2011年11月23日水曜日

共感と違和感ーATMIC CAFEイベントに参加して感じたこと

「THE ATMIC CAFE TALK SESSIONN and LIVE」
大震災と原発事故。アーティストは何を感じ、観たのか。私達に何ができるか。
場所:代官山UNIT
1部 LIVE : 遠藤賢司、山口洋 (HEATWAVE)
2部 TALK SESSION : 加藤登紀子、ピーター・バラカン、田中優、山口洋 (HEATWAVE)、山本太郎、MC : 島キクジロウ (the JUMPS・弁護士)
3部 LIVE : SOUL FLOWER ACOUSTIC PARTISAN(中川敬、リクオ、高木克)

 この日のイベントには、 3.11以降、被災地支援と脱原発への行動と発言を積極的に行っている表現者が集まった。自分にとっても、とても興味深いメンバーだった。

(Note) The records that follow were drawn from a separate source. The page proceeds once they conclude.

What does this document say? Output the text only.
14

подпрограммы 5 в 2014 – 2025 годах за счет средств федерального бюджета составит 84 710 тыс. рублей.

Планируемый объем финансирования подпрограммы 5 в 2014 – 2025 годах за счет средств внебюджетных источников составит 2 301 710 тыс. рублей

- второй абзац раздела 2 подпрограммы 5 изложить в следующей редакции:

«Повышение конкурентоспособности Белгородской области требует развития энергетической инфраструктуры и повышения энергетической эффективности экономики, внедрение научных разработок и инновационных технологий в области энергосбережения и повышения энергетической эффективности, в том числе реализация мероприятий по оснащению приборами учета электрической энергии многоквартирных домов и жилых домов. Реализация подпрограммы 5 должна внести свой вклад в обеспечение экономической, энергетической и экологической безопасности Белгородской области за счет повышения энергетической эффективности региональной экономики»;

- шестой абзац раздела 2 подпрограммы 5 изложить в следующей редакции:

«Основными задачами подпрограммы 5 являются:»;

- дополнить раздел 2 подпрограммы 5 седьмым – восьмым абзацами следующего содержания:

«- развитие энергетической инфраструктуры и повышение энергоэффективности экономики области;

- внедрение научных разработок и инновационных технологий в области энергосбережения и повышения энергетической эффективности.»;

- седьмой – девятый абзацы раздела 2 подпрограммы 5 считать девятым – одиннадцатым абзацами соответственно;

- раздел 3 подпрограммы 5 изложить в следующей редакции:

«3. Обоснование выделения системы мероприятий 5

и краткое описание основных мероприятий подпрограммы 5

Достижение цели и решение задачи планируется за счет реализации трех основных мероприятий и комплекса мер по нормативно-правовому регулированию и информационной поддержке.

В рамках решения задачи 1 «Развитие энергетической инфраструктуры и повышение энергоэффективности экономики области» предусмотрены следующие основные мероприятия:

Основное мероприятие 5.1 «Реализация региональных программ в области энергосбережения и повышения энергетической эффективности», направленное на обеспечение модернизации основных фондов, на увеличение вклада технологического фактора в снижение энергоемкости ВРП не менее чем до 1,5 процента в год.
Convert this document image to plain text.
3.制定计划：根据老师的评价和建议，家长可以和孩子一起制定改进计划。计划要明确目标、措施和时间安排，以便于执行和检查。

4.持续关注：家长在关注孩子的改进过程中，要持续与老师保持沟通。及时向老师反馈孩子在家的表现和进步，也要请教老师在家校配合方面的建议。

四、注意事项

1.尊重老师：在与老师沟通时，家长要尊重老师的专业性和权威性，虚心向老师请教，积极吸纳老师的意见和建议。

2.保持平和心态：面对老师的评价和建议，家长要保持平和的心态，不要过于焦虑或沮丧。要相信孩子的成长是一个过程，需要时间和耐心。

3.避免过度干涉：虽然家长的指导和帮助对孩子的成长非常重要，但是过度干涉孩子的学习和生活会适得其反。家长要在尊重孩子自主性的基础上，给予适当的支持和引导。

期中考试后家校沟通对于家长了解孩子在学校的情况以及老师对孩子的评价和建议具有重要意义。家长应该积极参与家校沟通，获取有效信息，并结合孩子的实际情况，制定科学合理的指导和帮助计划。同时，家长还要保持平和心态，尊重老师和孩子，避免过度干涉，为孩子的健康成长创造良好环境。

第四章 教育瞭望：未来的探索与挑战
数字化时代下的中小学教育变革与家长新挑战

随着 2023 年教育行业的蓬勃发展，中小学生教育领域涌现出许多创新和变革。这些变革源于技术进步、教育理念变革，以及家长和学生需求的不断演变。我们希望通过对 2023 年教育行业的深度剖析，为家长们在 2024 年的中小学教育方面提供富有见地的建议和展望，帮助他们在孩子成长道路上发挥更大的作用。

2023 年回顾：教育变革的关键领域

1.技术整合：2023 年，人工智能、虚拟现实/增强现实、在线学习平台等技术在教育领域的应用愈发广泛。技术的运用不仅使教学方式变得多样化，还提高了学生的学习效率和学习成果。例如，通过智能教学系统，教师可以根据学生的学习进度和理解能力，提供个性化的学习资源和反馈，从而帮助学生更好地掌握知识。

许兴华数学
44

 エンケンさんのライブを体験するのは久し振りだった。お会いするのも久し振りで、楽屋でも少し話しをさせてもらった。「PROJECT FUKUSHIMA!」に関わる遠藤ミチロウさんのことが話題になったときに、エンケンさんが語気を強めて「ミチロウは偉い!」と言っていたのが印象に 残った。
 エンケンさんのパフォーマンスは異形の度合いが増々強まっていた。終始圧倒するようなパフォーマンス。安易な共感を求めない毅然とした孤高を感じた。 64歳にして、自分を取り巻くあらゆる違和感と戦い続けている人なのだろう。「目を背けたいのに背けられない感じ」この日のエンケンさんのライブを体験し た知人が、イベント後に聞かせてくれた感想だ。
 エンケンさんがステージ上でのMCで、3.11以降に確認したことの1つとして「オレは自分のことをやる。音楽で表現する。」という内容のことを語っていたのも印象に残った。
 ステージ上でエンケンさんの生き様を見せつけられて、あらためて「凄い人やな」と思った。そして「自分はあんな風には闘えない。闘わない闘い方をしよう。」とも思った。
 TALK SESSION にはミュージシャン側から山口洋も参加した。他の参加者がステージ上でよどみなくスピーディーに発言を畳み掛けるなかで、彼が発言する場面は少なかった。 ただ、気持ちを噛みしめるように語る彼の言葉からは実感がよく伝わってきた。
 TALK SESSION では興味深い話が色々と聞けたけれど、パネラーの1人だった田中優さんが「危機感を煽る運動は長続きしない。リアリティーを伝えることが大切」という内容のことを語られていたのが特に印象に残った。
 山本太郎さん、加藤登紀子さんの2人が発するエネルギーには圧倒された。「3.11以降を長期戦だという人がいるが、原発は短期戦ですぐに止めなければ いけない」山本太郎さんはそう語った。彼の確信に満ちた態度と強い口調には、頼もしさと同時に正直、違和感も少し持った。
 「違和感を大切にして、自分で考え、判断して、行動する。」ツアーの間、ケイヤンの口から何度も聞いた言葉だ。この数ヶ月の間、その言葉の意味を実感するような機会が何度もあった。
 自分は、山本太郎さんに抱いた共感と違和感の両方を大切にしたいと思う。共感ばかりでなく違和感を持ちつつ連帯することも可能だと思うのだ。「短期戦や 断定によって見落とされるもの、損なわれるものをすくいあげ、丁寧な問いかけを続けてゆこう」彼の言葉、態度を受けて、自分はそんなことを思った。
 TALK SESSION を終えた後、山口洋が「アコースティック・パルチザンのステージに飛び入りしてギターを弾かせてほしい。」と申し出てきた。「この日のステージをミュージ シャンとして終えたい」という彼の気持ちは理解できる気がした。アコパルの3人に彼の申し出を断る理由は何もなかった。
 アコパルのステージ上では誰も原発に関する発言をしなかった。意識してそうなったのか、演奏に集中していて、たまたま発言しなかっただけなのか、他のメ ンバーの気持ちはわからないけれど、音楽そのものに充分メッセージや態度が表明されていたように思う。